Treatment for Lupus Nephritis
The course of treatment depends on the degree of damage to the kidneys. In mild cases, treatment may be the same as it is for lupus patients who do not have kidney disease. In severe cases, your doctor may take a more aggressive approach using corticosteroids and/or other immunosuppressive drugs.
There are two major forms of drug therapy used for lupus nephritis: high doses of corticosteroids (such as prednisone) taken orally or intravenously to control inflammation; and “steroid-sparing” drugs to suppress the activity of the immune system long-term (see Fact Sheet related to lupus medications).
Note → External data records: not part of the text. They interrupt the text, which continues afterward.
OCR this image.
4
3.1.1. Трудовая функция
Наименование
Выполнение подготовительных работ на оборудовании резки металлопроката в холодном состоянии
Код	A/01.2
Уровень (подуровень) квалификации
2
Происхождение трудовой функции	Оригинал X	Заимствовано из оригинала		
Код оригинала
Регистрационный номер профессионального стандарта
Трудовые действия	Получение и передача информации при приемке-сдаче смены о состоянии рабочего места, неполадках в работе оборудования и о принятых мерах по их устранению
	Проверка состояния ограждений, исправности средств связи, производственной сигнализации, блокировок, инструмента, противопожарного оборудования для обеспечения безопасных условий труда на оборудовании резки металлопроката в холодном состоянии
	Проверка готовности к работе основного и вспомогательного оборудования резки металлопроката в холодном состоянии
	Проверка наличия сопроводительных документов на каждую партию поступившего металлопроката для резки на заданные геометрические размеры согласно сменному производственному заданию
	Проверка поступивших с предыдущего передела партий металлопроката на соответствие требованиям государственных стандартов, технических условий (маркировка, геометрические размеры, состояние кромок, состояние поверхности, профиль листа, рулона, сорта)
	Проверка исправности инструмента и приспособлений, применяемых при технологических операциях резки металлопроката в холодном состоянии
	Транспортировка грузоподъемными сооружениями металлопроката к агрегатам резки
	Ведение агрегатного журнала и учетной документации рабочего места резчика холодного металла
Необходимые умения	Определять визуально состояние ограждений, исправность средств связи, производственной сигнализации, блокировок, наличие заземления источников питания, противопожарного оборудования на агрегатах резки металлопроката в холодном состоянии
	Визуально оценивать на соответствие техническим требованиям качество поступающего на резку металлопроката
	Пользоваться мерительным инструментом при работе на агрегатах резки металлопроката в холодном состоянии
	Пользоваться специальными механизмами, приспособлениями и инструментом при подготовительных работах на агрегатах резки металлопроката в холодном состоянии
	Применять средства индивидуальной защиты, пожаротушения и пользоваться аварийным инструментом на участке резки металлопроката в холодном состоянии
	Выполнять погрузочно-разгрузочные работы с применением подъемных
Corticosteroids and steroidsparing drugs combat the hyperactivity of the immune system, to prevent more damage to the kidneys.
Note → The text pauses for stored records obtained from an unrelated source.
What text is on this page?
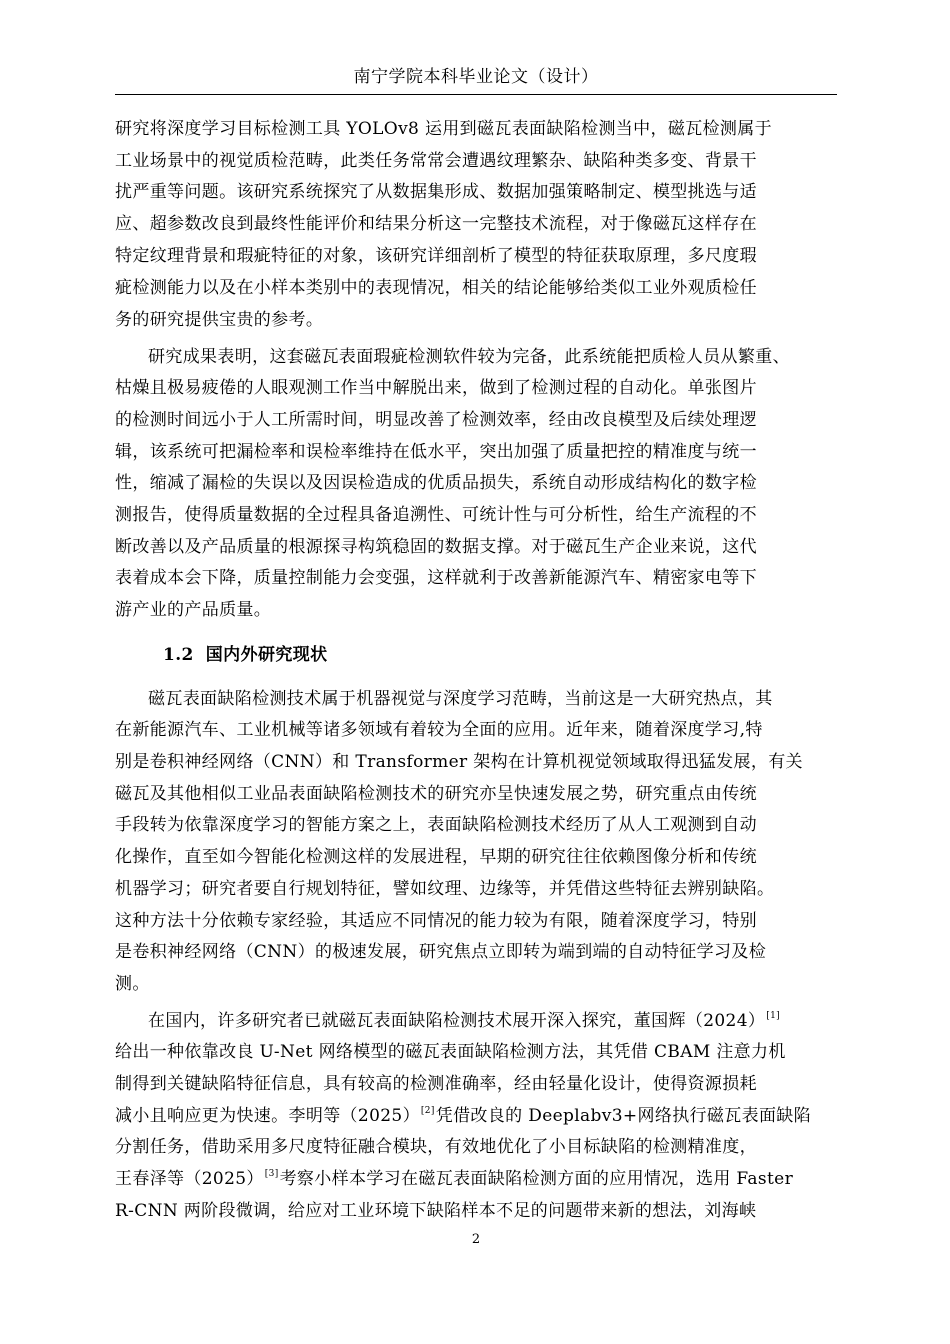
南宁学院本科毕业论文（设计）
研究将深度学习目标检测工具 YOLOv8 运用到磁瓦表面缺陷检测当中，磁瓦检测属于
工业场景中的视觉质检范畴，此类任务常常会遭遇纹理繁杂、缺陷种类多变、背景干
扰严重等问题。该研究系统探究了从数据集形成、数据加强策略制定、模型挑选与适
应、超参数改良到最终性能评价和结果分析这一完整技术流程，对于像磁瓦这样存在
特定纹理背景和瑕疵特征的对象，该研究详细剖析了模型的特征获取原理，多尺度瑕
疵检测能力以及在小样本类别中的表现情况，相关的结论能够给类似工业外观质检任
务的研究提供宝贵的参考。
研究成果表明，这套磁瓦表面瑕疵检测软件较为完备，此系统能把质检人员从繁重、
枯燥且极易疲倦的人眼观测工作当中解脱出来，做到了检测过程的自动化。单张图片
的检测时间远小于人工所需时间，明显改善了检测效率，经由改良模型及后续处理逻
辑，该系统可把漏检率和误检率维持在低水平，突出加强了质量把控的精准度与统一
性，缩减了漏检的失误以及因误检造成的优质品损失，系统自动形成结构化的数字检
测报告，使得质量数据的全过程具备追溯性、可统计性与可分析性，给生产流程的不
断改善以及产品质量的根源探寻构筑稳固的数据支撑。对于磁瓦生产企业来说，这代
表着成本会下降，质量控制能力会变强，这样就利于改善新能源汽车、精密家电等下
游产业的产品质量。
1.2 国内外研究现状
磁瓦表面缺陷检测技术属于机器视觉与深度学习范畴，当前这是一大研究热点，其
在新能源汽车、工业机械等诸多领域有着较为全面的应用。近年来，随着深度学习,特
别是卷积神经网络（CNN）和 Transformer 架构在计算机视觉领域取得迅猛发展，有关
磁瓦及其他相似工业品表面缺陷检测技术的研究亦呈快速发展之势，研究重点由传统
手段转为依靠深度学习的智能方案之上，表面缺陷检测技术经历了从人工观测到自动
化操作，直至如今智能化检测这样的发展进程，早期的研究往往依赖图像分析和传统
机器学习；研究者要自行规划特征，譬如纹理、边缘等，并凭借这些特征去辨别缺陷。
这种方法十分依赖专家经验，其适应不同情况的能力较为有限，随着深度学习，特别
是卷积神经网络（CNN）的极速发展，研究焦点立即转为端到端的自动特征学习及检
测。
在国内，许多研究者已就磁瓦表面缺陷检测技术展开深入探究，董国辉（2024）[1]
给出一种依靠改良 U-Net 网络模型的磁瓦表面缺陷检测方法，其凭借 CBAM 注意力机
制得到关键缺陷特征信息，具有较高的检测准确率，经由轻量化设计，使得资源损耗
减小且响应更为快速。李明等（2025）[2]凭借改良的 Deeplabv3+网络执行磁瓦表面缺陷
分割任务，借助采用多尺度特征融合模块，有效地优化了小目标缺陷的检测精准度，
王春泽等（2025）[3]考察小样本学习在磁瓦表面缺陷检测方面的应用情况，选用 Faster
R-CNN 两阶段微调，给应对工业环境下缺陷样本不足的问题带来新的想法，刘海峡
2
The most commonly used steroid-sparing drugs in lupus nephritis include cyclophosphamide (Cytoxan), mycophenolate mofetil (Cellcept) and azathioprine (Imuran). Cyclophosphamide has historically been the standard treatment for the most severe forms of lupus nephritis, and is a very usefeul treatment but has several potential negative side effects (see Fact Sheet related to lupus medications). In fact, all drugs have potential side-effects. Thus, your doctors will aim for optimal control of kidney disease with a variety of medications and dosages that may vary over time, in an effort to limit side effects while maximizing benefits.
If the blood pressure is high, medication to treat this (anti-hypertensives) may also be prescribed. Two very important types of medications for people with active kidney disease are “angiotensin converting enzyme (ACE) inhibitors” (for example Monopril, Lisinopril, etc.) and “angiotensin receptor blockers” (ARBs), such as Cozaar™. Diuretic agents may be used to relieve swelling due to excess fluid in the body, and your doctor may recommend dietary changes including reduced salt intake, and possibly restricted intake of water and potassium (found in many foods, especially certain fruits and vegetables).
If the damage is severe and the kidneys fail, dialysis or a kidney transplant may be necessary. Over the past few decades, we have learned a lot about lupus nephritis and treatment has improved. It is hoped that with additional research, fewer and fewer lupus patients will suffer kidney damage.